Among other things, what the duo is hoping for is: "a more accurate, fair snapshot of what has been done in the past year," according to Montague. I'm not sure about that. I stuffed my ballot box with AKQA's Rei Inamoto, because he has such a cool name; John Jay to fill the Wieden + Kennedy requirement; Simon Waterfall, because he just left his agency and doesn't have much to do; Ogilvy's Lars Bastholm because he's Lars Bastholm; and Jimmy Wales because if he ever sat for an advertising awards show I'd plotz.
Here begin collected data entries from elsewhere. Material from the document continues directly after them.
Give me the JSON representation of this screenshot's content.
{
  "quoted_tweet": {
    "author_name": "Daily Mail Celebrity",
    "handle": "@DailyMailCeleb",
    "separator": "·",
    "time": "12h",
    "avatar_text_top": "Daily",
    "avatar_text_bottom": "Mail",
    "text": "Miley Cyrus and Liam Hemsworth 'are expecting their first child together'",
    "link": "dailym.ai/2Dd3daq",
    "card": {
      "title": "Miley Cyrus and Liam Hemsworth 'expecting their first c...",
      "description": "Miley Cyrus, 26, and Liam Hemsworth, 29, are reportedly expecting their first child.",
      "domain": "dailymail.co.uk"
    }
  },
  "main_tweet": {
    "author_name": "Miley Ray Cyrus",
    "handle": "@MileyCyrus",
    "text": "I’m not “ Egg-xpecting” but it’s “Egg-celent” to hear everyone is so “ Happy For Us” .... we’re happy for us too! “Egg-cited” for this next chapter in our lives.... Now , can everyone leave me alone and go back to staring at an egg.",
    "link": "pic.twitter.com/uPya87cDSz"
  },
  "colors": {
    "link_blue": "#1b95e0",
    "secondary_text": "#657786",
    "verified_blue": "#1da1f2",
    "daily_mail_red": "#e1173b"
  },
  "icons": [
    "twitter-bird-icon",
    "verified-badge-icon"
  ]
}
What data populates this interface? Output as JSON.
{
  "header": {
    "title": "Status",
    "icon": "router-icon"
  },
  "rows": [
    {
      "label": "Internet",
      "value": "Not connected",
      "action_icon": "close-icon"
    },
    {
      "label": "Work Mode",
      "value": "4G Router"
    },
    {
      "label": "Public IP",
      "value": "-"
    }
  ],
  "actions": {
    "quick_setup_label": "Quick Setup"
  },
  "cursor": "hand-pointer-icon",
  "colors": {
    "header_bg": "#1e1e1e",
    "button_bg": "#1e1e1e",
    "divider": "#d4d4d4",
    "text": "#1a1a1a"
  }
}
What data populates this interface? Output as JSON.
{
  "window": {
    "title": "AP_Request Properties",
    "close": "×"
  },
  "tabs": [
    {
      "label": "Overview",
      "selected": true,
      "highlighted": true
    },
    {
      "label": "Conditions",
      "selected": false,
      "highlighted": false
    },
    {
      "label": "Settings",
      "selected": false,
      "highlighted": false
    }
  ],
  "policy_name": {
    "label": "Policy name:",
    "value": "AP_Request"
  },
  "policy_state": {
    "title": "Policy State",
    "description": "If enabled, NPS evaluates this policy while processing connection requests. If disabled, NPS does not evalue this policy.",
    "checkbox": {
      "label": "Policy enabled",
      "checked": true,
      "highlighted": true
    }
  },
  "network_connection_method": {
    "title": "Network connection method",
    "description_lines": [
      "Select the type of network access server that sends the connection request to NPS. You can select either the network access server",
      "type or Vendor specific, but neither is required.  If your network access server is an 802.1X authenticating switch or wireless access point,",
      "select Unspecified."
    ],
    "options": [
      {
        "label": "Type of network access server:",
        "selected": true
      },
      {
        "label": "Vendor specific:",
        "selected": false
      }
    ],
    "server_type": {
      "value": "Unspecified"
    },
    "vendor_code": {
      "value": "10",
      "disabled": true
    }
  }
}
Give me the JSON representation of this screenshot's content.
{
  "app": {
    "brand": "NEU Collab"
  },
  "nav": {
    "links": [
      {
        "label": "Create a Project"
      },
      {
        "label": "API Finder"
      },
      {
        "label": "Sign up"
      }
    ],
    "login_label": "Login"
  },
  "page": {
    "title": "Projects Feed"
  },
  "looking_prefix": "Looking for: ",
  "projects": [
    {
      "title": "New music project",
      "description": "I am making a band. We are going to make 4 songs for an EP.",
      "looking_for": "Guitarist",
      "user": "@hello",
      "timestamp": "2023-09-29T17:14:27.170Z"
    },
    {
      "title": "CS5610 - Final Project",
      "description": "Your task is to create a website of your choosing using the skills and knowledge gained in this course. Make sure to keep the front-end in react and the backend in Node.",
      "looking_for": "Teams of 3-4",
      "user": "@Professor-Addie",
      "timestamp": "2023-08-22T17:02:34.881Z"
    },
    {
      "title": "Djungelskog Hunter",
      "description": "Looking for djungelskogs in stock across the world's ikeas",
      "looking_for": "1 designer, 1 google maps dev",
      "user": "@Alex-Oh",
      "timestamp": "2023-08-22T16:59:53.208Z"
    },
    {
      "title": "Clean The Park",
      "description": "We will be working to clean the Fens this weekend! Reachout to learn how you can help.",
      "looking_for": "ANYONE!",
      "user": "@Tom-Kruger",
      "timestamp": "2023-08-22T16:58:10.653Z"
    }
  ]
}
The story about all this in Adweek of course led some advertising types to speculate about creative directors at big agencies getting their minions to vote early and often, thus skewing the jury, and ultimately, of course, the awards. Ah the cynicism.C'mon, I checked the site out and you can only vote once ... per day.
It occurred to me that what Montague and Lebowitz really ought to do is eliminate the jury entirely and just crowdsource the entire show. You know, cut out the middleman.